Campus News

September 22, 2010

Marcus Hillel Center dedicated to Jewish life on campus

The Emory campus Hillel has a new home. Long a center for Jewish activity, the new Marcus Hillel Center offers more than a gathering place for social occasions and Shabbat services for Emory’s 2,000 Jewish students. The new facility, at 735 Gatewood Road, has space for meetings, for study and relaxation, and room to celebrate holidays, meet people and even eat, thanks to Goodfriend’s Grill at Ray’s Bistro.
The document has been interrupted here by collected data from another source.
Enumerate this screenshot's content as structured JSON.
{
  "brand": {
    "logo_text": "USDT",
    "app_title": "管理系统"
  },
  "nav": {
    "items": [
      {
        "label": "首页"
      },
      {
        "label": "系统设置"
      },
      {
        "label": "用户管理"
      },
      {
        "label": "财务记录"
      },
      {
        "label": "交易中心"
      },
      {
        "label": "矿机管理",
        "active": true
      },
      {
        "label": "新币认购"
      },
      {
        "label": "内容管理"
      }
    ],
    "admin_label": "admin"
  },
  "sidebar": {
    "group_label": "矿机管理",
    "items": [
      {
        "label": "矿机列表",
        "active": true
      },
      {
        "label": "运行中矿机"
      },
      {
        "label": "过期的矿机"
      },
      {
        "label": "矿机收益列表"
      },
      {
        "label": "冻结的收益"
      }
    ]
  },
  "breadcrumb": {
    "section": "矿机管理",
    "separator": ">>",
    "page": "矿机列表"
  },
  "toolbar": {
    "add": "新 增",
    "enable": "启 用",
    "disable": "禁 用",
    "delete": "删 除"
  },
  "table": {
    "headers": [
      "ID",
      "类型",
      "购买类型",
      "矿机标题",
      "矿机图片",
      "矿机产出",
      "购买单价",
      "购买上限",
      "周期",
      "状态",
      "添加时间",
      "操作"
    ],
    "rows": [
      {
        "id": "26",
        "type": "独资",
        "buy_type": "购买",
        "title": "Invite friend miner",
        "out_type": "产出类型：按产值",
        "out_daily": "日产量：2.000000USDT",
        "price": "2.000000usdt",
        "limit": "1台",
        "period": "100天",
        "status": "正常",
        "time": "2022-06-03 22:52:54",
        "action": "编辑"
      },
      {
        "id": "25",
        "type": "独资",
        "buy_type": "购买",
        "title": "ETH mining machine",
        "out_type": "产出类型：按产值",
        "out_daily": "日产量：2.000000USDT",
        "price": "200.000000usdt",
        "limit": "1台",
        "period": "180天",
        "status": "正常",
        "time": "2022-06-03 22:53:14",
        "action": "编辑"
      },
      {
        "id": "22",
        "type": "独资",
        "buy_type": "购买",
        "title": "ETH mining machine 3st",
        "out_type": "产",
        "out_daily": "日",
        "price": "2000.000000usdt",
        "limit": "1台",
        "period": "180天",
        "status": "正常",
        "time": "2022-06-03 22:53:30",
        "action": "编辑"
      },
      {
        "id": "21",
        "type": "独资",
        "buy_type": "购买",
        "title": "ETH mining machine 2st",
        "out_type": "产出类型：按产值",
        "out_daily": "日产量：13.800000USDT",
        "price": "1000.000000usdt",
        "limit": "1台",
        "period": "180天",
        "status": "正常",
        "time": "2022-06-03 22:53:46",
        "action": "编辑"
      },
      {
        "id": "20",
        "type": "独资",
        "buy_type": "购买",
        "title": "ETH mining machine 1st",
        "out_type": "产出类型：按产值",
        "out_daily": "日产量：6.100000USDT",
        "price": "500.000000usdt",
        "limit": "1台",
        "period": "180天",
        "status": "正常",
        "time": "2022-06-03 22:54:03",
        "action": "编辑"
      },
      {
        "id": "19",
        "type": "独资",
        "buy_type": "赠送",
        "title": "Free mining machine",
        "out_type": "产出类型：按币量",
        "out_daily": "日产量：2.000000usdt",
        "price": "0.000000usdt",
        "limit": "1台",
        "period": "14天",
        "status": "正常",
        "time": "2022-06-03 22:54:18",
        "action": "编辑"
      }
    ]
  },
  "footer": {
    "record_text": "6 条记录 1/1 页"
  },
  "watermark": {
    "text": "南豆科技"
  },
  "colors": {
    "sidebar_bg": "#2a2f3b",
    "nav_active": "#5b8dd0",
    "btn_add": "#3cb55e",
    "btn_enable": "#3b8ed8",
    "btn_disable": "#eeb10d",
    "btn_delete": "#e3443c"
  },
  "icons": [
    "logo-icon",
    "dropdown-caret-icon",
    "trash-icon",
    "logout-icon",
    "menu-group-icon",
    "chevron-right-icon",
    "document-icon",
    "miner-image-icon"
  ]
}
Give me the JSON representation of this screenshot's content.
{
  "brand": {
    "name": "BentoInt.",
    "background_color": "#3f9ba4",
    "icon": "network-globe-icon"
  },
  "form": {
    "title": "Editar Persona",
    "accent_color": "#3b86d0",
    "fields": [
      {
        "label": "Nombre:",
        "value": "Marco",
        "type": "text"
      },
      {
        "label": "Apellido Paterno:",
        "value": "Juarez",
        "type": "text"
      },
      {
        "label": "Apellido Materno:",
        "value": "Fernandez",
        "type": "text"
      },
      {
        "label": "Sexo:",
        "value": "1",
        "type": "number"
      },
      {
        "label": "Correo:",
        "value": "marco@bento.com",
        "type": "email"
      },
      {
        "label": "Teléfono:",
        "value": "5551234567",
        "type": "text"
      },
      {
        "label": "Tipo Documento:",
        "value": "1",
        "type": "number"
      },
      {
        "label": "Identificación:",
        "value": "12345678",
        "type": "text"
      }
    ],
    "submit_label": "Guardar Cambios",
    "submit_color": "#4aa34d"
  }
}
The center has been planned for several years, first on the organization’s old site across the street. When the University wanted that land for another use, it initiated a “land swap” and Hillel reconfigured its plans. With the financial support of philanthropists Bernie and Billi Marcus and the Marcus Foundation, the Center is now ready to be dedicated to the students and the community. 

According to Wayne Silverman, executive director of Hillels of Georgia, which oversees Hillel activities on Georgia’s college campuses, Friday night Shabbat services usually draw 70-90 students, and a typical week sees about 250 people visiting the Marcus Center.  Silverman noted that it is exciting to see not just students, but faculty, staff and community members taking advantage of the Hillel Center’s new contemporary home.  Worship services are offered for Orthodox, Conservative and Reform weekly and for the High Holy Days.

The Rev. Susan Henry-Crowe, whose help over the years has been integral to the growth of Hillel, says, "This is a dream come true for Emory. Jewish Life has been strong at Emory for over 50 years, and the community has needed a home,” she says. “The contributions that have made this come true will never be forgotten. Emory is blessed to have the Marcus Hillel Center."

“Having the new building makes everything feel different,” says Rabbi Vicki Armour-Hileman, associate dean of religious life and chaplain at Emory. “We have a new sense of ‘home’ it is not possible to have without a space you can call your own, a place where Jewish life can flourish.” 

Goodfriend’s kosher café, a draw for observant Jews on campus and throughout the neighborhood, offers both milk and meat menus under kosher supervision. It was made possible by a gift from the University and Emory researcher Raymond Schinazi.  

The dedication ceremony on Sunday, Sept. 26 will feature President Jim Wagner, Bernie Marcus, chairman of the Marcus Foundation and Wayne L. Firestone, International President of Hillel foundation. A reception and “The Hillel Experience” will follow. During that time, guests can learn about Hillel and about Jewish life on campus from students stationed throughout the building. They can also participate in a moderated conversation with Firestone entitled, “What’s in Your Jewish Future? How Students Can Transform our Jewish Community.”

Dorothy Abrams, co-president of Hillel of Emory’s Student Board, says that Hillel offered her a chance to fill her Jewish needs. She says students get attracted religiously and socially, and her goal is to keep them engaged and religiously involved as upperclassmen. 

A commemorative book, offering supporters a chance to express congratulations on the completion of the project and thanks to the Marcuses and all who made this reality possible, will be available at the official dedication.